Er lehne nicht nur diese Regelung, sondern auch die Straffreistellung von Töten auf Verlangen generell ab, so Körtner mit einem Verweis auf ähnliche Fehlentwicklungen wie das "Groninger Protokoll": Mit diesem bereits im Jahr 2004 erstellten Dokument wurden für die niederländischen Ärzte Richtlinien und Kriterien festgeschrieben, nach denen sie "Lebensbeendigung Neugeborener" und "Lebensbeendigung von Kindern bis 12 Jahre" praktizieren dürfen, ohne strafrechtlich belangt werden zu können.
Trotz der erforderlichen Zustimmung von Eltern und Ärzten würde den Kindern "eine Entscheidungsnotwendigkeit aufgedrückt, die sie überfordert", betonte der Medizinethiker und Theologe. Kinder hätten noch keine ganz genauen Vorstellungen davon, tot zu sein, und das belgische Gesetz mute eine Entscheidung über Leben und Tod einer Altersgruppe zu, die sich nicht einmal selbstständig ein Fahrrad kaufen dürfe. Verständlich sei hingegen vielmehr der Wunsch, dass unerträgliches Leiden gelindert werde, so Körtner. Das Verlangen nach Tötung oder Äußerungen wie "Ich möchte tot sein" seien deshalb zuerst ein Ausdruck gewisser Notlagen und Verzweiflung, die professionelle Begleitung und passende Maßnahmen der Unterstützung erforderten. Kinderhospizeinrichtungen müssten deshalb auch in Österreich dringend eingerichtet und gefördert werden.
Unterstützung erhielt Körtner von Reinhard Topf, Leiter des psychosozialen Teams am St. Anna Kinderspital in Wien.

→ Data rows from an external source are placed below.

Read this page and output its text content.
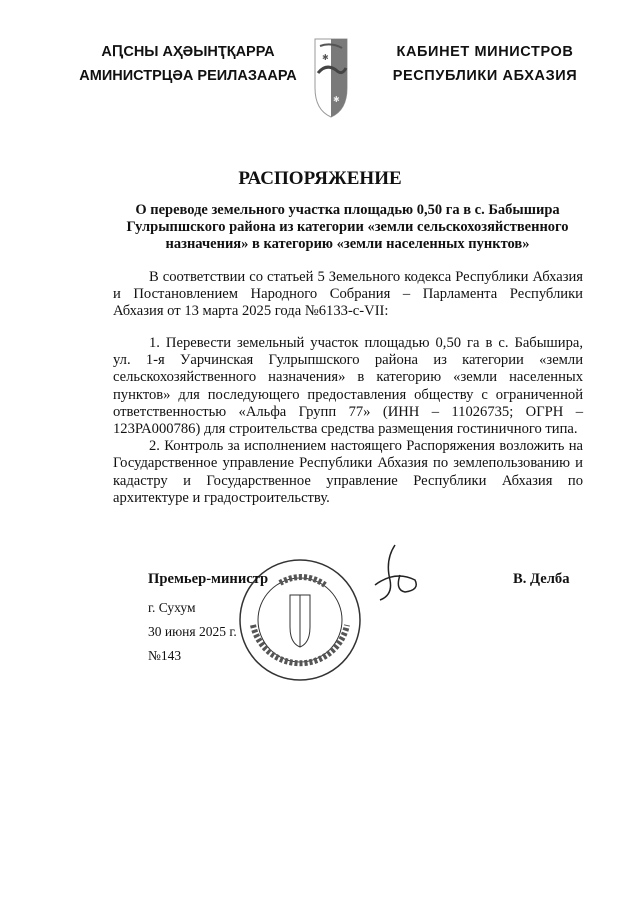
АԤСНЫ АҲӘЫНҬҚАРРА
АМИНИСТРЦӘА РЕИЛАЗААРА
✱
✱
КАБИНЕТ МИНИСТРОВ
РЕСПУБЛИКИ АБХАЗИЯ
РАСПОРЯЖЕНИЕ
О переводе земельного участка площадью 0,50 га в с. Бабышира Гулрыпшского района из категории «земли сельскохозяйственного назначения» в категорию «земли населенных пунктов»

В соответствии со статьей 5 Земельного кодекса Республики Абхазия и Постановлением Народного Собрания – Парламента Республики Абхазия от 13 марта 2025 года №6133-с-VII:

1. Перевести земельный участок площадью 0,50 га в с. Бабышира, ул. 1-я Уарчинская Гулрыпшского района из категории «земли сельскохозяйственного назначения» в категорию «земли населенных пунктов» для последующего предоставления обществу с ограниченной ответственностью «Альфа Групп 77» (ИНН – 11026735; ОГРН – 123РА000786) для строительства средства размещения гостиничного типа.

2. Контроль за исполнением настоящего Распоряжения возложить на Государственное управление Республики Абхазия по землепользованию и кадастру и Государственное управление Республики Абхазия по архитектуре и градостроительству.

Премьер-министр	В. Делба
г. Сухум
30 июня 2025 г.
№143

In 25 Jahren seines Wirkens mit krebskranken Kindern habe er "noch nie erlebt, dass ein Kind ernsthaft Hilfe im Sterben bekommt im Sinn einer aktiven Sterbehilfe", so der Psychoanalytiker und Psychologe gegenüber "Orientierung". Vielmehr drücke der Wunsch Kinder zu Sterben den Eindruck aus, dass seelische oder körperliche Schmerzen nicht mehr getragen werden können, wobei Hilfestellungen nötig seien. "Wenn ein Kind so etwas sagt ist es wichtig, darauf einzugehen", so Topf. Die Vorstellung des Todes als irreversibler Vorgang würde sich bei Kindern zudem erst um das 14. Lebensjahr festigen.

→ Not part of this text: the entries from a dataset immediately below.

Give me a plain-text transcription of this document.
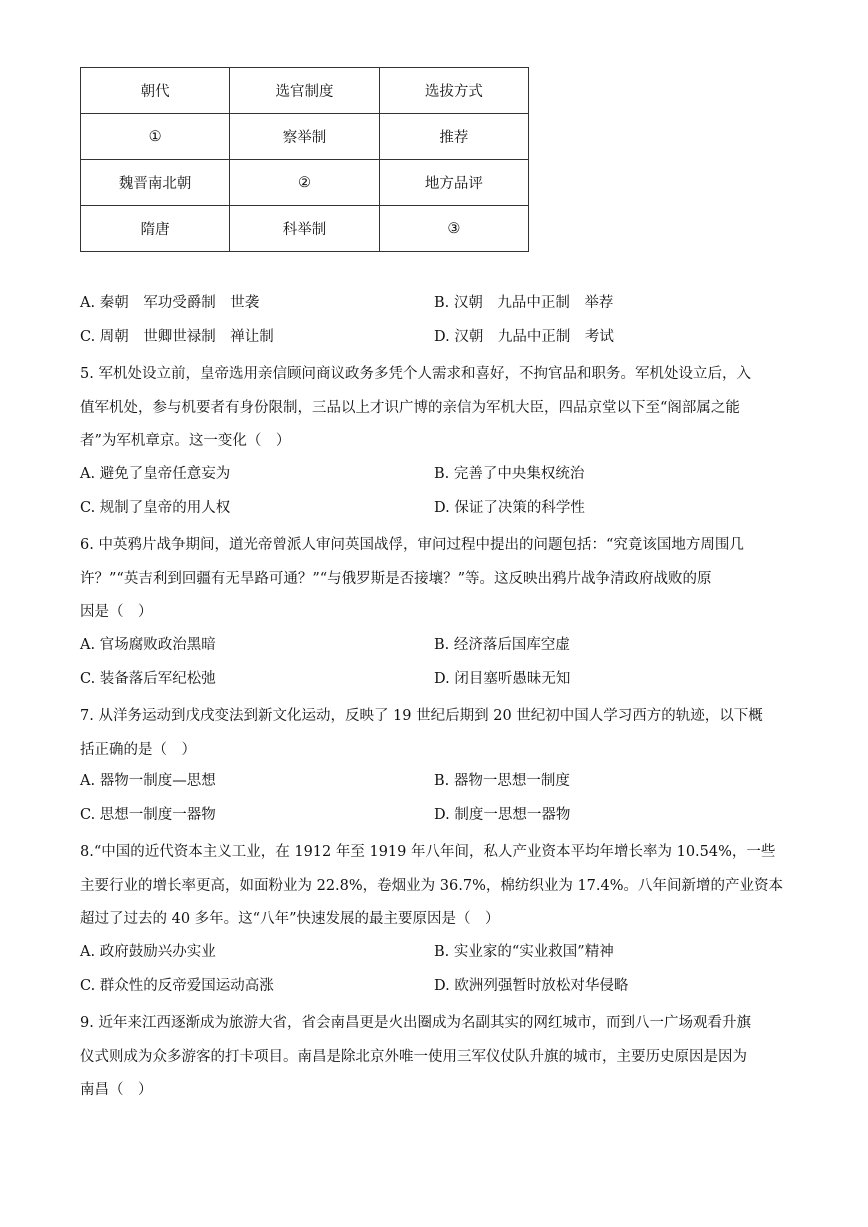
朝代	选官制度	选拔方式
①	察举制	推荐
魏晋南北朝	②	地方品评
隋唐	科举制	③
A. 秦朝　军功受爵制　世袭	B. 汉朝　九品中正制　举荐
C. 周朝　世卿世禄制　禅让制	D. 汉朝　九品中正制　考试
5. 军机处设立前，皇帝选用亲信顾问商议政务多凭个人需求和喜好，不拘官品和职务。军机处设立后，入
值军机处，参与机要者有身份限制，三品以上才识广博的亲信为军机大臣，四品京堂以下至“阁部属之能
者”为军机章京。这一变化（　）
A. 避免了皇帝任意妄为	B. 完善了中央集权统治
C. 规制了皇帝的用人权	D. 保证了决策的科学性
6. 中英鸦片战争期间，道光帝曾派人审问英国战俘，审问过程中提出的问题包括：“究竟该国地方周围几
许？”“英吉利到回疆有无旱路可通？”“与俄罗斯是否接壤？”等。这反映出鸦片战争清政府战败的原
因是（　）
A. 官场腐败政治黑暗	B. 经济落后国库空虚
C. 装备落后军纪松弛	D. 闭目塞听愚昧无知
7. 从洋务运动到戊戌变法到新文化运动，反映了 19 世纪后期到 20 世纪初中国人学习西方的轨迹，以下概
括正确的是（　）
A. 器物一制度—思想	B. 器物一思想一制度
C. 思想一制度一器物	D. 制度一思想一器物
8.“中国的近代资本主义工业，在 1912 年至 1919 年八年间，私人产业资本平均年增长率为 10.54%，一些
主要行业的增长率更高，如面粉业为 22.8%，卷烟业为 36.7%，棉纺织业为 17.4%。八年间新增的产业资本
超过了过去的 40 多年。这“八年”快速发展的最主要原因是（　）
A. 政府鼓励兴办实业	B. 实业家的“实业救国”精神
C. 群众性的反帝爱国运动高涨	D. 欧洲列强暂时放松对华侵略
9. 近年来江西逐渐成为旅游大省，省会南昌更是火出圈成为名副其实的网红城市，而到八一广场观看升旗
仪式则成为众多游客的打卡项目。南昌是除北京外唯一使用三军仪仗队升旗的城市，主要历史原因是因为
南昌（　）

Weiterhin distanziert äußerte sich Körtner indes über das Vorhaben der österreichischen Regierungsparteien, das Sterbehilfeverbot in die Verfassung aufzunehmen. Begrüße er auch die Absicht einer Verbesserung der Palliativversorgung und deren Rechtsanspruch, dürfe durch einen derartigen Vorstoß nicht das Patientenverfügungsgesetz von 2006 ausgehebelt werden: Ärzte und Betroffene bräuchten Rechtssicherheit, sobald unheilbar Kranke bestimmten, nicht mehr weiter behandelt werden zu wollen.